The error may be in any component of the server that handles network traffic. For example, the document says, overloaded network interfaces can drop packs and lead to timeouts (the inability to establish a connection) and reset connections (RST packet sent because a port was closed by mistake).
To debug timeout errors and restore the connection Google suggests to:
- Look at the firewall settings and logs, since there may be a too wide set of blocking rules.

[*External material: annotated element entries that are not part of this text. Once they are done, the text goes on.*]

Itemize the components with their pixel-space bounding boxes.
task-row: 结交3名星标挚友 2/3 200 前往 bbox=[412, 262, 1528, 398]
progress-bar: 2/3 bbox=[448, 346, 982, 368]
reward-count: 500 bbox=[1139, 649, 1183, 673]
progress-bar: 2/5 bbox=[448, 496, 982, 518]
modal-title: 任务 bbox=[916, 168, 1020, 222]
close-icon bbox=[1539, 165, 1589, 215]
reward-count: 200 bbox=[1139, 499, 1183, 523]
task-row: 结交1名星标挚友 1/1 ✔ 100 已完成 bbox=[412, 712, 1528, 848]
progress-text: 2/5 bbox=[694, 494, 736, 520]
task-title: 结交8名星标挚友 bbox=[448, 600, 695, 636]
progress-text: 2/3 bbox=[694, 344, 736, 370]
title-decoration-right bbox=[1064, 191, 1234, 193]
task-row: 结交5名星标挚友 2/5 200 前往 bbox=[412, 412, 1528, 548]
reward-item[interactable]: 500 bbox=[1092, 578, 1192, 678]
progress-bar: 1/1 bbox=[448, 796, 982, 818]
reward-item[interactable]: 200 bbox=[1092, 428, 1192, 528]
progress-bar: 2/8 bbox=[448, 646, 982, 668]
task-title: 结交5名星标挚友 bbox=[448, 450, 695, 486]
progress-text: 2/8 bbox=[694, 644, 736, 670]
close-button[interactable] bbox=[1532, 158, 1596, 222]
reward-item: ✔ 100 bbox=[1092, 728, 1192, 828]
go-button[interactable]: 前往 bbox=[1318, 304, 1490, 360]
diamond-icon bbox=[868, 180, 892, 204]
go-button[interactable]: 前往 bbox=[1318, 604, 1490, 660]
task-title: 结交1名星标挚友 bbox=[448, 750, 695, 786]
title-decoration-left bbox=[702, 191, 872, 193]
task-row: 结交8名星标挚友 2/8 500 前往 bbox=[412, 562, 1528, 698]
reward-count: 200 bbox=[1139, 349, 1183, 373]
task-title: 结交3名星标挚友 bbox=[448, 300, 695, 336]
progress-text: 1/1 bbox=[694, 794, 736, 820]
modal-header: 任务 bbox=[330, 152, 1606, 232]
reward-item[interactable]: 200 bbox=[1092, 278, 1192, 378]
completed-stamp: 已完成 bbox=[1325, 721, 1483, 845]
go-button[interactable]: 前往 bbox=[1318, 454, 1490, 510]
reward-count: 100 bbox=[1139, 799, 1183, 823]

- Look at the network traffic. Use tools like tcpdump and Wireshark you can scan and analyze TCP packets and search for anomalies that point to a specific network component or server module.
- Contact the hosting company if you cannot find anything suspicious.
Debug of DNS errors
Usually, DNS errors depend on an incorrect configuration.
To debug DNS errors, Google invites you to:
- Check the DNS records, to verify that the A and CNAME records are addressed to the correct IP addresses and hostnames, as shown in the image.
- Verify that all name servers point toward the correct IP addresses of the site, as shown in the image.
- Wait for the changes to propagate: if we have made changes to the DNS configuration in the last 72 hours, you may have to wait for the changes to spread across the global DNS network. To accelerate propagation, we can empty the cache of Google’s public DNS.
- Check the DNS server: if we run our private DNS server, we need to make sure it is intact and not overloaded.